Georgia Teen Goes Missing For 2 Years, Was Just Listening to Sublime Out West
LatestAubrey Joyce Carroll was 15 years old when he disappeared from his Georgia high school without a trace. Since 2016, his disappearance prompted candlelit vigils, Dateline interviews, fodder for amateur sleuths on forums and Reddit threads.
Well, it turns out Carroll is doing just fine! He wasn’t abducted, abused, or harmed in any way. Carroll, now 17, spent the last two years bartering and traveling out west, living a cash-only lifestyle with a troop of fellow barterer/travelers that Spalding County Sheriff Darrell Dix described as, “a group of people from the Woodstock era in their clothing and lifestyle.”
“He had a support group that he was with and all indications were that he was happy and was thriving,” Dix told the Atlanta Journal-Constitution.
On Tuesday, Carroll appeared in a video with Dix on the Spalding County Sheriff’s Office Facebook page. His hair is considerably longer than it was when he disappeared, and he’s rocking a Sublime shirt, looking every bit like that lovable stoner in your 10th grade English class.
“I’d like to tell y’all thank y’all so much for all your prayers and looking out for my momma. I appreciate y’all so much,” said Carroll. “I’m all right. I’m OK. I’ve been smiling, and y’all should do the same.”

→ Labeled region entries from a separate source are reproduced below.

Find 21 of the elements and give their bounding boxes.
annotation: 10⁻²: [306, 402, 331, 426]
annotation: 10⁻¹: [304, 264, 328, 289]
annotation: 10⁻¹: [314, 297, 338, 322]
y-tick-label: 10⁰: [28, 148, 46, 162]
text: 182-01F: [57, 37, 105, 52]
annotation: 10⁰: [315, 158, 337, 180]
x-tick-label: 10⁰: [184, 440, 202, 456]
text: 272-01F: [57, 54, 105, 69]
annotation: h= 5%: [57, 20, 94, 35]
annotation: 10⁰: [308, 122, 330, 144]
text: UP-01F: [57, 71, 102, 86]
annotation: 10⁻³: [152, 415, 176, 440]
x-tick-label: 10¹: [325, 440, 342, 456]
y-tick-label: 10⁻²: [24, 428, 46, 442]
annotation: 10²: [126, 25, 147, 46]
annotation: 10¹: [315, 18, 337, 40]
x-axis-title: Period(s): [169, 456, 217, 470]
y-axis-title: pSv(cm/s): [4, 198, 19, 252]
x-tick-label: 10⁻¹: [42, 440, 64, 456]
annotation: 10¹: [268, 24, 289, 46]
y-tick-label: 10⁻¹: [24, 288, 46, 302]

The road to a family reunion was a messy one following the long investigation into Carroll’s whereabouts. From CBS News:
Spalding County Sheriff Darrell Dix said in a Tuesday statement to news outlets that they wanted to arrange a reunion without sending Aubrey back into hiding, but their plan was spoiled by a family member who warned Aubrey.
The young man then contacted his mother in Griffin, Georgia, but their reunion was on his terms, including whom he spoke with and where he stayed.
When Carroll’s father, Michael, reported him missing in May 2016, he assumed his son would soon come back on his own accord. He was so confident about this that he didn’t bother telling Carroll’s mother about their son’s disappearance.
According to an aunt on Carroll’s mother’s side, Michael—who had custody of Aubrey—ran a strict household and limited the amount of time he could spend with his friends. Michael told NBC News that he got into some trouble the weekend before he ran away, but that it “wasn’t that big a deal.”
Sounds sus, but okay.
Carroll is currently staying with his mother and is hopefully playing “Santeria” on maximum volume.